FO a expliqué dans un communiqué que « pour FO, il n'était pas question de rouvrir une renégociation globale de la convention d'assurance chômage, ni de remettre en cause l'équilibre du régime et ses droits annexes, qui sont préservés par le projet d'avenant proposé à la signature ». Le syndicat a souligné que le texte ne s'écarte pas du périmètre fixé par le gouvernement, malgré les tentatives du patronat d'élargir les discussions et d'instrumentaliser la situation financière de l'assurance chômage pour réduire lourdement les droits des salariés qui sont privés d'emploi.
Ce qu'il faut retenir
- La durée maximale d'indemnisation pour les chômeurs de moins de 55 ans ayant bénéficié d'une rupture conventionnelle est réduite de 18 mois à 15 mois.
- FO a décidé de signer le projet d'accord sur l'assurance chômage pour préserver l'équilibre du régime et ses droits annexes.
- Le gouvernement a calculé que l'accord trouvé dégagerait 500 millions d'euros par an en moyenne, soit près d'1 milliard d'euros en régime de croisière, à partir de 2030.
Contexte et négociations
Les négociateurs de FO étaient les seuls qui n'avaient pas indiqué clairement à l'issue des négociations leur volonté de signer ou non le projet d'accord. Le patronat avait renoncé à certaines de ses revendications, comme celle d'une dégressivité de l'indemnisation à la suite d'une rupture conventionnelle, et renvoyé à 2028 une réforme de l'indemnisation des intermittents du spectacle.

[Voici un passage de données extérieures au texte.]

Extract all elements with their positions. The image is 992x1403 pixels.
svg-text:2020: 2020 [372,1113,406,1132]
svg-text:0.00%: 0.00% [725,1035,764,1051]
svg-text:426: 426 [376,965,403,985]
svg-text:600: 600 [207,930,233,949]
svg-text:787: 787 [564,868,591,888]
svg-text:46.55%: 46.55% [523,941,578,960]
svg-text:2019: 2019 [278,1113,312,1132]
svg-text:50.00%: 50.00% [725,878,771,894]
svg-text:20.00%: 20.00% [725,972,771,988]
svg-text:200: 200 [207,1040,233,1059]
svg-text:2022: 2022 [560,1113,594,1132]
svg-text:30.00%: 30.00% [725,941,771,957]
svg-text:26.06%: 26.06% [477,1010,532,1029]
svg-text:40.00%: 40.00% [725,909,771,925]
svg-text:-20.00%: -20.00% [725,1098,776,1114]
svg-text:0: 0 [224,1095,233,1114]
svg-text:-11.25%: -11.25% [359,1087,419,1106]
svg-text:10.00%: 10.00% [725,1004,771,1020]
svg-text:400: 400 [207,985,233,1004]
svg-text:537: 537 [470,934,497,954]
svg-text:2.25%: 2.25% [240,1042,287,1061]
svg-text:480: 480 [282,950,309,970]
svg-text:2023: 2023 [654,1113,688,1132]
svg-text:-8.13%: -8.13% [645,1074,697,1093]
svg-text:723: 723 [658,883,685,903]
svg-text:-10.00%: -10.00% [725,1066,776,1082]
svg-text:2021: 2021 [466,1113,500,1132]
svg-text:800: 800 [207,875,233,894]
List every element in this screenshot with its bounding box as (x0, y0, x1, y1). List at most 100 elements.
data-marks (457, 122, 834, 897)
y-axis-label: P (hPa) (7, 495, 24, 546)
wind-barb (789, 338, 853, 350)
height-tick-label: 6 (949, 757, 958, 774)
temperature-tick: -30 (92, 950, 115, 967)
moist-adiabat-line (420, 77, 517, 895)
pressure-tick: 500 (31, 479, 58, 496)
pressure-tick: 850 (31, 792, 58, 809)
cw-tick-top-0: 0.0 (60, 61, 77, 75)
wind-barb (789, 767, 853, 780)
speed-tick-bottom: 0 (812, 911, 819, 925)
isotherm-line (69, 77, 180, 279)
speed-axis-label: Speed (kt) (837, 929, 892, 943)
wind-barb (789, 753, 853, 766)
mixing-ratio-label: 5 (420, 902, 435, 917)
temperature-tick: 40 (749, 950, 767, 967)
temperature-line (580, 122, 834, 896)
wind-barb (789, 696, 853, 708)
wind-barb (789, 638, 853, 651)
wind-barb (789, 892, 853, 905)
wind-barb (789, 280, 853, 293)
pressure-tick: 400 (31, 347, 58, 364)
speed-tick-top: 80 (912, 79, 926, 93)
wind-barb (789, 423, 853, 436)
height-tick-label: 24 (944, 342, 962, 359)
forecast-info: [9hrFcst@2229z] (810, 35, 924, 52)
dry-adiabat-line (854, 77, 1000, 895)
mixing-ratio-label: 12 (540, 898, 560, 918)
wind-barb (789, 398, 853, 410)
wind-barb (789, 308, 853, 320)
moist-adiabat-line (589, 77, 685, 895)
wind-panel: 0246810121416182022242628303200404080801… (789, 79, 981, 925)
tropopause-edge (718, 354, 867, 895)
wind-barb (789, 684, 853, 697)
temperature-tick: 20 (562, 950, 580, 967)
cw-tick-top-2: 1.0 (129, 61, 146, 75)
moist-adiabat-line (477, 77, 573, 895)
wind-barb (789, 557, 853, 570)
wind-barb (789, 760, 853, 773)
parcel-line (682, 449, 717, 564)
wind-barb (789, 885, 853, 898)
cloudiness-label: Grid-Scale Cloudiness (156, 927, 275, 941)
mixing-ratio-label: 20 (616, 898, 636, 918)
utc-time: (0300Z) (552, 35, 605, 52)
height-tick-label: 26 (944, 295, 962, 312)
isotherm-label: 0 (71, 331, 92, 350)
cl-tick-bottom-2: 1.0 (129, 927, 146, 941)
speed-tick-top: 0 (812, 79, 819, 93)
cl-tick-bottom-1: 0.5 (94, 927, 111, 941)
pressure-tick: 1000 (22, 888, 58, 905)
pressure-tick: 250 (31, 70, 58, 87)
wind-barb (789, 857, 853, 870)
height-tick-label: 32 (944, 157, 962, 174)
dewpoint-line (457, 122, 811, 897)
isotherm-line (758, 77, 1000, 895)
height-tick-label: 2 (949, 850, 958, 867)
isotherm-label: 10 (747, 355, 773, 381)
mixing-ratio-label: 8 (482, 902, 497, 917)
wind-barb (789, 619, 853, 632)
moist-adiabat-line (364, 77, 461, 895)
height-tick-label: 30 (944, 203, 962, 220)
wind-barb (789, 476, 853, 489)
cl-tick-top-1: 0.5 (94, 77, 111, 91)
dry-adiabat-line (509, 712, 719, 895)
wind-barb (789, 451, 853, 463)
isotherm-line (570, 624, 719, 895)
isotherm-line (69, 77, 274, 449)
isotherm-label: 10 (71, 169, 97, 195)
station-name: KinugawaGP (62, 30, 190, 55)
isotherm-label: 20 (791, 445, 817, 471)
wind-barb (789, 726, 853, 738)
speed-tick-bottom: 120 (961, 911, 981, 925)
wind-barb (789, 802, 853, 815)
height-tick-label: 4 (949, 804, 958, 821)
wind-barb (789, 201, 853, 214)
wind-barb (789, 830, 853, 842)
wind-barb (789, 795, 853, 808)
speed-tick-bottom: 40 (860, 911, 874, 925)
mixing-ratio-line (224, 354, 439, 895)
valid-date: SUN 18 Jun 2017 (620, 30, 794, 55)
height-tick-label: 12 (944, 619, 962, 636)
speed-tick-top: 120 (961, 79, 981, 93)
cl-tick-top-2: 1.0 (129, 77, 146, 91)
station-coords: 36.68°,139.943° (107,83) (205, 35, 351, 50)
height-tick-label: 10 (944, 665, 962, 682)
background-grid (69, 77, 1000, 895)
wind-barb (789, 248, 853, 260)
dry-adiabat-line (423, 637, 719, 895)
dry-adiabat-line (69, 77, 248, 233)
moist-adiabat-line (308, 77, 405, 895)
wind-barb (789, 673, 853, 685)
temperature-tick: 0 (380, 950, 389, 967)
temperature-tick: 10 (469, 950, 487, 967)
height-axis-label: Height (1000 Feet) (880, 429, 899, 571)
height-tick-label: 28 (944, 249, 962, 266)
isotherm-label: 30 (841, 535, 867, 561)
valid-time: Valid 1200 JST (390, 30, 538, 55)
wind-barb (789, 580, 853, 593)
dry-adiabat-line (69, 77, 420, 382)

Le gouvernement, qui avait demandé aux partenaires sociaux de trouver au moins 400 millions d'économies par an, a salué l'accord trouvé, qui devrait permettre de réaliser des économies significatives sur les ruptures conventionnelles. Les organisations patronales, dont la Medef, la CPME et l'U2P, ainsi que la CFDT et la CFTC, défendent ce texte, tandis que les négociateurs de la CGT et de la CFE-CGC ont recommandé aux instances de leurs organisations de ne pas le signer.
Prochaines étapes
Le projet d'accord devra encore faire l'objet d'une transposition législative au Parlement, une fois qu'il aura été signé par les organisations patronales et syndicales, au plus tard le 23 mars. Les partenaires sociaux devront également veiller à ce que les droits des salariés soient préservés et que l'équilibre du régime d'assurance chômage soit maintenu.
En conclusion, l'accord signé par FO et les autres partenaires sociaux vise à réaliser des économies sur les ruptures conventionnelles tout en préservant l'équilibre du régime d'assurance chômage. Les prochaines étapes seront déterminantes pour évaluer l'impact de cette réforme sur les salariés et les entreprises."